Finding Relative Max

To find a local minimum or maximum, find the critical points by setting f ' = zero.

e^x - 3x² = 0

e^x = 3x²

The easiest way to solve this is to graph it and look for the x-intercepts.

x = -0.458962

x = 0.9100076

x = 3.733079

Putting these points on a number line we can perform the first derivative test by evaluating points in each increment they divide the line into:

The red circles represent the value of the derivative for points in those intervals

f '(-1) = -2.6 (a negative - meaning the function is decreasing on this interval)

f '(0) = 1 (a positive - meaning the function is increasing on this interval)

f '(1) = -0.3 (a negative - meaning the function is decreasing on this interval)

f '(4) = 6.6 (a positive - meaning the function is increasing on this interval)

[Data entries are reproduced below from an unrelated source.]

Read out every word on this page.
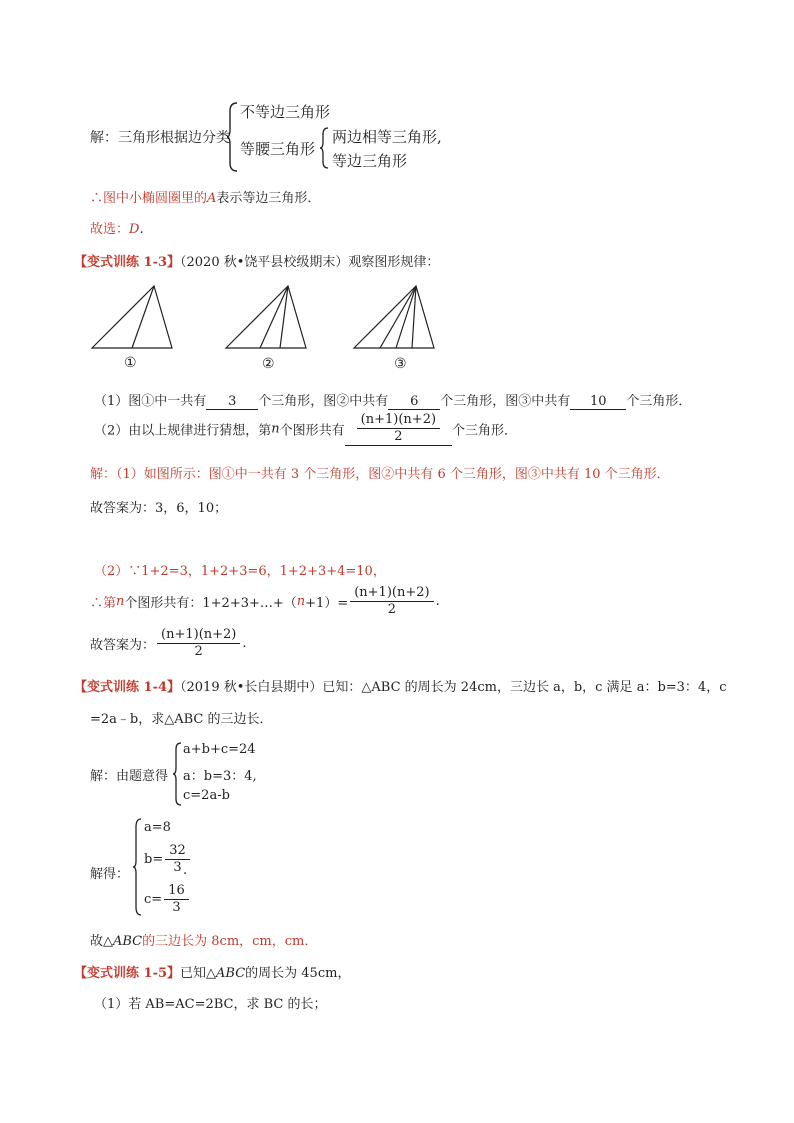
解：三角形根据边分类
不等边三角形
等腰三角形
两边相等三角形,
等边三角形
∴图中小椭圆圈里的A表示等边三角形．
故选：D.
【变式训练 1-3】（2020 秋•饶平县校级期末）观察图形规律：
①	②	③
（1）图①中一共有 3 个三角形，图②中共有 6 个三角形，图③中共有 10 个三角形．
（2）由以上规律进行猜想，第n个图形共有 $\frac{(n+1)(n+2)}{2}$ 个三角形．
解：（1）如图所示：图①中一共有 3 个三角形，图②中共有 6 个三角形，图③中共有 10 个三角形．
故答案为：3，6，10；
（2）∵1+2=3，1+2+3=6，1+2+3+4=10，
∴第n个图形共有：1+2+3+…+（n+1）= $\frac{(n+1)(n+2)}{2}$ .
故答案为： $\frac{(n+1)(n+2)}{2}$ .
【变式训练 1-4】（2019 秋•长白县期中）已知：△ABC 的周长为 24cm，三边长 a，b，c 满足 a：b=3：4，c
=2a﹣b，求△ABC 的三边长．
解：由题意得
a+b+c=24
a：b=3：4,
c=2a-b
解得：
a=8
$b= \frac{32}{3}$
.
$c= \frac{16}{3}$
故△ABC的三边长为 8cm，cm，cm．
【变式训练 1-5】已知△ABC的周长为 45cm，
（1）若 AB=AC=2BC，求 BC 的长；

So x = -0.458962 must be a local minimum

And x = 3.733079 must be a local minimum

That leaves the local maximum at x = 0.9100076

To find that maximum value we would need to know what the function is and we only know the derivative, The function is the antiderivative of f '(x) or f(x) = ex -x3 + C (where C is some constant). Since we don't have any data point that the function goes through, we cannot determine the function or the local maximum vale. But it appears by looking at the answers that the x-value of the local max is what is being asked for.